Dna sopravvive a viaggio nello spazio, svolta per caccia a ET

Pubblicato il 27 Novembre 2014 - 20:06 OLTRE 6 MESI FA
Dna nello spazio

Dna nello spazio

SVIZZERA, ZURIGO – Il Dna è in grado di sopravvivere ad un viaggio nello spazio. Lo dimostrano le piccole molecole con le ‘istruzioni’ per la vita che sono state attaccate alla superficie esterna di un razzo sonda: dopo aver affrontato le condizioni estreme del lancio, del viaggio nello spazio e del rientro nell’atmosfera terrestre, sono state recuperate intatte e ancora funzionanti.

I risultati di questo sorprendente esperimento, che imprime una svolta nella ricerca della vita extraterrestre, sono pubblicati su Plos One dai ricercatori dell’università di Zurigo coordinati da Cora Thiel e Oliver Ullrich. ”Siamo rimasti totalmente esterrefatti”, commentano i due autori della scoperta. In origine, infatti, i ricercatori avevano pensato di sfruttare il razzo della missione Texus-49 (lanciata nel marzo del 2011 dal centro Esrange dell’Agenzia spaziale europea a Kiruna, in Svezia) per mettere alla prova la resistenza in condizioni estreme delle cosiddette ‘biofirme’, ovvero ”le molecole che possono provare l’esistenza presente o passata di vita extraterrestre”.

Per questo avevano attaccato molecole artificiali di Dna sul razzo in corrispondenza di tre punti dello scudo esterno, che durante il volo protegge il veicolo da temperature che possono superare anche i 1.000 gradi.

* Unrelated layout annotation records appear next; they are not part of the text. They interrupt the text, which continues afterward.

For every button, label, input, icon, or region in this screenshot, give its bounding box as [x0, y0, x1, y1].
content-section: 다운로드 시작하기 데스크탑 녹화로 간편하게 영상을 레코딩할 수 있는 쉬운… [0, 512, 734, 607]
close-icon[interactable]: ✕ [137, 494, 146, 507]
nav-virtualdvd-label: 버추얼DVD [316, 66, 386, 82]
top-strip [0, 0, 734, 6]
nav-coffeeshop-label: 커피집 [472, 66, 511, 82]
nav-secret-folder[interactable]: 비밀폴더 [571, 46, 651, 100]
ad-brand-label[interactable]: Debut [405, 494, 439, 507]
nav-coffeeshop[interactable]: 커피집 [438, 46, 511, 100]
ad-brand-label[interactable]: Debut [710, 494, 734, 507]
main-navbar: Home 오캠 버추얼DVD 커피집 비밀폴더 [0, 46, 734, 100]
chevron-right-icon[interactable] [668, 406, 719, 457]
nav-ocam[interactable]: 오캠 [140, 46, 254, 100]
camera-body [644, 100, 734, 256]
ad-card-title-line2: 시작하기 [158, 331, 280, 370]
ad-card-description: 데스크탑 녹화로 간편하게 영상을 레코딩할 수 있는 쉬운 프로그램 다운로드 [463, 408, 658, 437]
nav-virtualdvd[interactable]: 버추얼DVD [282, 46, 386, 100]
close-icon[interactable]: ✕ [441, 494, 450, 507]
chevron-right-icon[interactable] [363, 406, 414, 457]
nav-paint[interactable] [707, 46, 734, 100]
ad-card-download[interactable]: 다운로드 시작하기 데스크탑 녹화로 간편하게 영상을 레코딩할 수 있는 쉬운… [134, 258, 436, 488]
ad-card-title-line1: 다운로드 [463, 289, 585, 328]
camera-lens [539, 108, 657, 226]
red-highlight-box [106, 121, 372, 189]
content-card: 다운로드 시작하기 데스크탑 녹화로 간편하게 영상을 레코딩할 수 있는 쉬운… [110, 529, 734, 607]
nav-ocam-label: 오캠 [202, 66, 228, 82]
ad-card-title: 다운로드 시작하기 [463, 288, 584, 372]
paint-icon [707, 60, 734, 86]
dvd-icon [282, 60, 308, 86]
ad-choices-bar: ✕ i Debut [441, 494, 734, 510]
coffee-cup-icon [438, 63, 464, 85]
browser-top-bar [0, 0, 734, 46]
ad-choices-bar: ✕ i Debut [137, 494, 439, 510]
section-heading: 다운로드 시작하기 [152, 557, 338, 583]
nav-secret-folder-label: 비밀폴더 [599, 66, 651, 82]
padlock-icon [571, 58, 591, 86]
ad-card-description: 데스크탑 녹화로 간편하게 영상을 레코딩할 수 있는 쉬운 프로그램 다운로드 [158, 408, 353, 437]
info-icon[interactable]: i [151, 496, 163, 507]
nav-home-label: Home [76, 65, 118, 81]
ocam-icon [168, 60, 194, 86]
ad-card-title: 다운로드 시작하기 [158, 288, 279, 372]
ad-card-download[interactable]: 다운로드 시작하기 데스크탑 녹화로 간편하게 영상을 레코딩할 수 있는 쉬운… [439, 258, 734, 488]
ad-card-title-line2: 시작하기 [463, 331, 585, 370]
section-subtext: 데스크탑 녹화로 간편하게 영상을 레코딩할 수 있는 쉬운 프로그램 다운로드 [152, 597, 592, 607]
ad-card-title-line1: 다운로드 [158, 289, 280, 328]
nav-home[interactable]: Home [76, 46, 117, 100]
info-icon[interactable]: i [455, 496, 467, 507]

Al rientro del razzo nell’atmosfera terrestre, la sorpresa: ”non ci saremmo mai aspettati di recuperare così tanto Dna ancora intatto e funzionale”, affermano Thiel e Ullrich. Tra lemolecole ritrovate, addirittura il 35% era ancora in grado di espletare le proprie funzioni bologiche, trasferendo correttamente le informazioni genetiche una volta inserite all’interno di cellule coltivate in laboratorio.

La scoperta apre scenari affascinanti per la ricerca di forme di vita extraterrestre, ma insinua anche pesanti dubbi sulle attuali missioni spaziali. Thiel e Ullrich si dicono infatti ”preoccupati” per il rischio concreto che sonde spaziali, lander e rover si trasformino in ‘untori’ capaci di contaminare con Dna terrestre altri pianeti.